The number of children who have died of flu this season increased to 162 following reports of seven more deaths.
Deaths among children are higher than during the same period in every other season since reporting started in 2004-’05 with the exception of the 2009 H1N1 pandemic, according to a Centers for Disease Control and Prevention (CDC) report. Nearly two-thirds of the deaths were due to influenza B viruses, which are known to cause severe illness in children.
Hospitalization rates for children also are unusually high. Children ages 4 and under have been hospitalized at a rate of 93.9 per 100,000 children, the highest CDC has on record for this age group, surpassing rates during the 2009 H1N1 pandemic. Rates for children ages 5-17 are 24.4 per 100,000, higher than any recent regular season but lower than during the H1N1 pandemic.
Overall, about 6.4% of outpatient visits were for flu during the week ending March 28, up from 5.8% the week before.

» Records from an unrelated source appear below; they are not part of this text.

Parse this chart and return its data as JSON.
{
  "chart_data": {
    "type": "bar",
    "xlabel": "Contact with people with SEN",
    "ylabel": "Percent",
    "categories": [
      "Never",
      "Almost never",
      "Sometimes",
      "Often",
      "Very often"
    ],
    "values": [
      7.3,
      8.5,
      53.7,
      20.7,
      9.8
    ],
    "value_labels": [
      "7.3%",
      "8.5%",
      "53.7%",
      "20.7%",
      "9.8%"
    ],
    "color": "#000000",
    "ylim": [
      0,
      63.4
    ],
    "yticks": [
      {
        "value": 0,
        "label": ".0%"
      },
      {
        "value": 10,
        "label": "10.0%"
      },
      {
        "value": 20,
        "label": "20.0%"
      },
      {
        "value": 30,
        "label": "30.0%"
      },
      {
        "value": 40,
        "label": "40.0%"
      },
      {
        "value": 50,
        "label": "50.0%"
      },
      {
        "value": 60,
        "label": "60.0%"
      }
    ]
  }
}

However, the CDC noted that the coronavirus disease 2019 (COVID-19) pandemic is affecting health care-seeking behavior.
“The number of persons and their reasons for seeking care in the outpatient and ED settings is changing,” the CDC said in its weekly FluView report. “These changes impact data in … ways that are difficult to differentiate from changes in illness levels.” The data should therefore be interpreted with caution, the agency added.
The CDC estimates about 39 million people have gotten sick with flu, 400,000 have been hospitalized and 24,000 have died this season.
Flu activity confirmed by clinical laboratories continues to decrease and is now low.
The AAP and CDC recommend everyone 6 months and older get vaccinated. Physicians with high-risk patients who have contracted the virus should treat them promptly with antivirals.
For the 2020-’21 season, pediatricians can use either flu shots or nasal spray flu vaccines for their patients. The AAP is keeping its recommendation the same as this season’s, noting that any licensed, age-appropriate vaccine is acceptable.